Une vaccination ajustée suivant la météo
Durant les semaines suivantes, les éleveurs surveillent l’état des nombrils et traitent les infections si elles surviennent. « Les veaux nés par les postérieurs sont plus à risque, car souvent le cordon ne s’arrache pas au bon endroit, rendant la désinfection délicate. Les veaux nés prématurés ou nés par césarienne sont également plus sensibles aux infections, insiste Gérard Thiriet. Aujourd’hui, le progrès génétique a permis de réduire la fréquence des infections, notamment en sélectionnant des cordons plus fins, qui s’arrachent mieux. »

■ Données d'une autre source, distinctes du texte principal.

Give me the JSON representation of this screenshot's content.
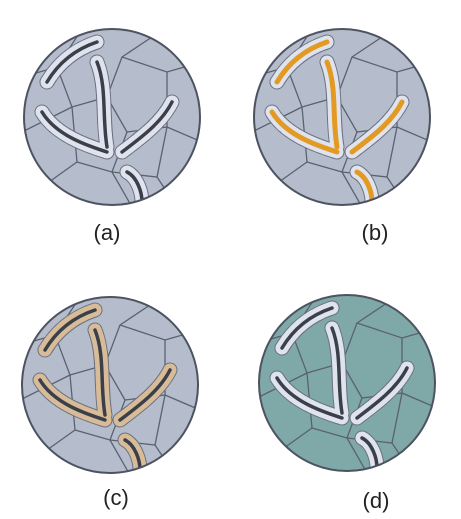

Quelques jours après la naissance, les veaux se voient administrer un vaccin respiratoire intranasal. « Nous les vaccinons par groupe. Quand il fait beau, la vaccination peut arriver vers 15 jours de vie, même si le fabricant préconise de la réaliser à dix jours. Si le temps est humide, nous vaccinons plus tôt pour ne pas prendre de risque », illustre Anne Ernwein. Entre la vaccination et un bâtiment bien ventilé, les éleveurs ne recensent pas de problèmes respiratoires. Selon eux, la prévention joue le rôle d’une assurance : « Le coût des vaccins et des sachets de colostrum correspond à peu près aux coûts vétérinaires et d’antibiotiques que nous aurions sinon. Le gain se fait sur les performances à l’échelle du troupeau », estime l’éleveuse.

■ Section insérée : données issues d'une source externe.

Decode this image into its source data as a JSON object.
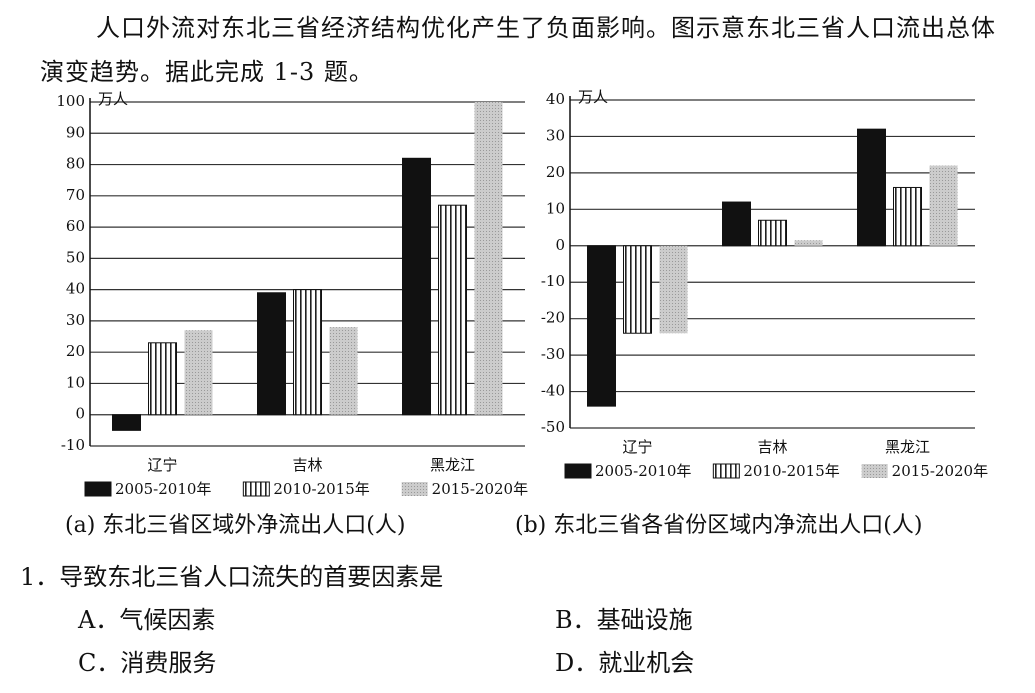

« Nous appliquons la marche en avant dans les bâtiments »

- « L’allotement des vaches dans les bâtiments en aire paillée suit le principe de la marche en avant », indique Jacques Ernwein. Les gestantes sont regroupées par lots de 16, avec 14 à 15 m² par vache. « Nous les laissons vêler au sein du groupe pour ne pas les perturber, les vêlages se passent mieux », précise l’éleveur.
- Après la naissance, elles sont placées en box de vêlage avec leur veau. Une passerelle stocke la paille au-dessus des cases. « Ainsi, nous pouvons facilement repailler entre chaque vêlage, afin que les box soient toujours propres et prêts à accueillir le veau suivant. » Pour chaque couple mère-veau, il utilise 12,5 kg de paille pour un box de 12 m².

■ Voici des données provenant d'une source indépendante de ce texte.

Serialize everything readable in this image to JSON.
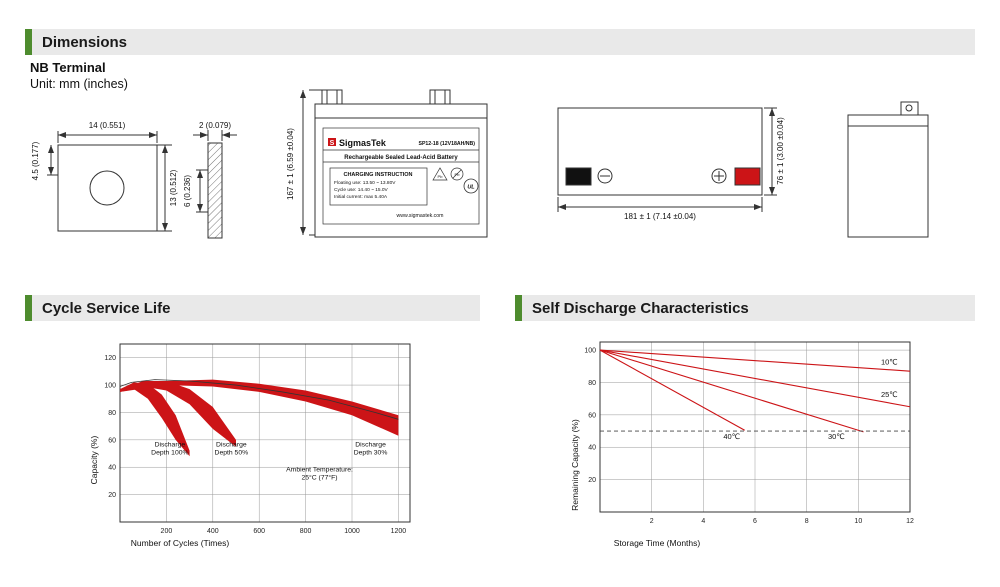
{
  "page": {
    "background": "#ffffff",
    "accent_green": "#4e8c2e",
    "header_bg": "#e9e9e9",
    "red": "#cc1417"
  },
  "headers": {
    "dimensions": "Dimensions",
    "cycle_service_life": "Cycle Service Life",
    "self_discharge": "Self Discharge Characteristics"
  },
  "terminal_info": {
    "title": "NB Terminal",
    "unit": "Unit: mm (inches)"
  },
  "drawings": {
    "terminal_front": {
      "width": "14 (0.551)",
      "offset": "4.5 (0.177)",
      "height": "13 (0.512)"
    },
    "terminal_side": {
      "thickness": "2 (0.079)",
      "height": "6 (0.236)"
    },
    "front_view": {
      "height": "167 ± 1 (6.59 ±0.04)",
      "logo_letter": "S",
      "brand": "SigmasTek",
      "model": "SP12-18 (12V18AH/NB)",
      "battery_type": "Rechargeable Sealed Lead-Acid Battery",
      "charging_title": "CHARGING INSTRUCTION",
      "charging_line1": "Floating use: 13.50 ~ 13.80V",
      "charging_line2": "Cycle use: 14.40 ~ 15.0V",
      "charging_line3": "Initial current: max 5.40A",
      "pb_label": "Pb",
      "ul_label": "UL",
      "website": "www.sigmastek.com"
    },
    "top_view": {
      "width": "181 ± 1 (7.14 ±0.04)",
      "depth": "76 ± 1 (3.00 ±0.04)"
    }
  },
  "chart_data": [
    {
      "id": "cycle_service_life",
      "type": "area",
      "title": "Cycle Service Life",
      "xlabel": "Number of Cycles (Times)",
      "ylabel": "Capacity (%)",
      "xlim": [
        0,
        1250
      ],
      "ylim": [
        0,
        130
      ],
      "xticks": [
        200,
        400,
        600,
        800,
        1000,
        1200
      ],
      "yticks": [
        20,
        40,
        60,
        80,
        100,
        120
      ],
      "grid": true,
      "bands": [
        {
          "name": "Discharge Depth 100%",
          "x": [
            0,
            60,
            120,
            180,
            240,
            300
          ],
          "upper": [
            97,
            102,
            101,
            93,
            78,
            52
          ],
          "lower": [
            95,
            97,
            90,
            76,
            60,
            48
          ]
        },
        {
          "name": "Discharge Depth 50%",
          "x": [
            0,
            100,
            200,
            300,
            400,
            500
          ],
          "upper": [
            97,
            103,
            103,
            97,
            84,
            60
          ],
          "lower": [
            95,
            99,
            96,
            86,
            68,
            55
          ]
        },
        {
          "name": "Discharge Depth 30%",
          "x": [
            0,
            200,
            400,
            600,
            800,
            1000,
            1200
          ],
          "upper": [
            97,
            103,
            104,
            101,
            96,
            88,
            78
          ],
          "lower": [
            95,
            100,
            99,
            95,
            88,
            78,
            63
          ]
        }
      ],
      "curve": {
        "name": "capacity envelope",
        "x": [
          0,
          50,
          150,
          300,
          500,
          700,
          900,
          1100,
          1200
        ],
        "y": [
          99,
          102,
          104,
          103,
          100,
          95,
          89,
          80,
          75
        ]
      },
      "annotations": [
        {
          "text": "Discharge\nDepth 100%",
          "x": 215,
          "y": 55
        },
        {
          "text": "Discharge\nDepth 50%",
          "x": 480,
          "y": 55
        },
        {
          "text": "Discharge\nDepth 30%",
          "x": 1080,
          "y": 55
        },
        {
          "text": "Ambient Temperature:\n25°C (77°F)",
          "x": 860,
          "y": 37
        }
      ]
    },
    {
      "id": "self_discharge",
      "type": "line",
      "title": "Self Discharge Characteristics",
      "xlabel": "Storage Time (Months)",
      "ylabel": "Remaining Capacity (%)",
      "xlim": [
        0,
        12
      ],
      "ylim": [
        0,
        105
      ],
      "xticks": [
        2,
        4,
        6,
        8,
        10,
        12
      ],
      "yticks": [
        20,
        40,
        60,
        80,
        100
      ],
      "grid": true,
      "series": [
        {
          "name": "10℃",
          "x": [
            0,
            12
          ],
          "y": [
            100,
            87
          ],
          "label_x": 11.2,
          "label_y": 91
        },
        {
          "name": "25℃",
          "x": [
            0,
            12
          ],
          "y": [
            100,
            65
          ],
          "label_x": 11.2,
          "label_y": 71
        },
        {
          "name": "30℃",
          "x": [
            0,
            10.2
          ],
          "y": [
            100,
            49.5
          ],
          "label_x": 9.15,
          "label_y": 45
        },
        {
          "name": "40℃",
          "x": [
            0,
            5.6
          ],
          "y": [
            100,
            50.5
          ],
          "label_x": 5.1,
          "label_y": 45
        }
      ],
      "reference_line": {
        "y": 50,
        "style": "dashed"
      }
    }
  ]
}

- Quelques jours plus tard, le couple rejoint les mères et veaux d’un âge proche dans une autre partie du bâtiment aménagée avec des box à veaux. « Nous faisons attention à ne pas mettre les nouveau-nés avec des veaux d’un mois », soulignent les éleveurs. Le box libéré est repaillé.
Des vaches gestantes bien préparées
La qualité du fourrage distribué aux gestantes constitue un point d’attention au Gaec Ernwein pour assurer la facilité des vêlages, la santé du veau et la qualité de la lactation. « La capacité d’ingestion des vaches diminue avec l’avancée de la gestation, elles ont donc besoin d’une alimentation de qualité », affirme Jacques Ernwein. « Toutes les vaches ont une note d’état corporelle de 4, quel que soit leur stade de gestation ou de lactation. Les maintenir toujours en état consomme moins d’énergie que de « faire le yoyo » », insiste le vétérinaire Gérard Thiriet. Accompagnés d’un nutritionniste, les éleveurs ajustent une à deux fois par an la ration unique du troupeau sur la base des analyses des fourrages. « Quand nous formulons la ration, nous raisonnons presque comme un éleveur laitier », relève Jacques Ernwein. Celle-ci s’organise sur une base d’ensilage d’herbe et de luzerne (13,5 kg MS par vache), d’ensilage de maïs (1,8 kg MS), et de pulpe de betteraves cultivées sur l’exploitation (2,5 kg MS). Ils n’achètent aucun complément azoté. « Quand il y a moins de fourrage, on préfère garder moins de vaches pour conserver notre autonomie alimentaire », indique l’éleveur.
Six semaines avant le vêlage, les vaches reçoivent également un complément minéral et vitaminique, ainsi que 100 mg de sélénium. « Au bâtiment, nous le distribuons à l’arrosoir dans la ration. Au pâturage, il est versé chaque semaine dans l’abreuvoir ».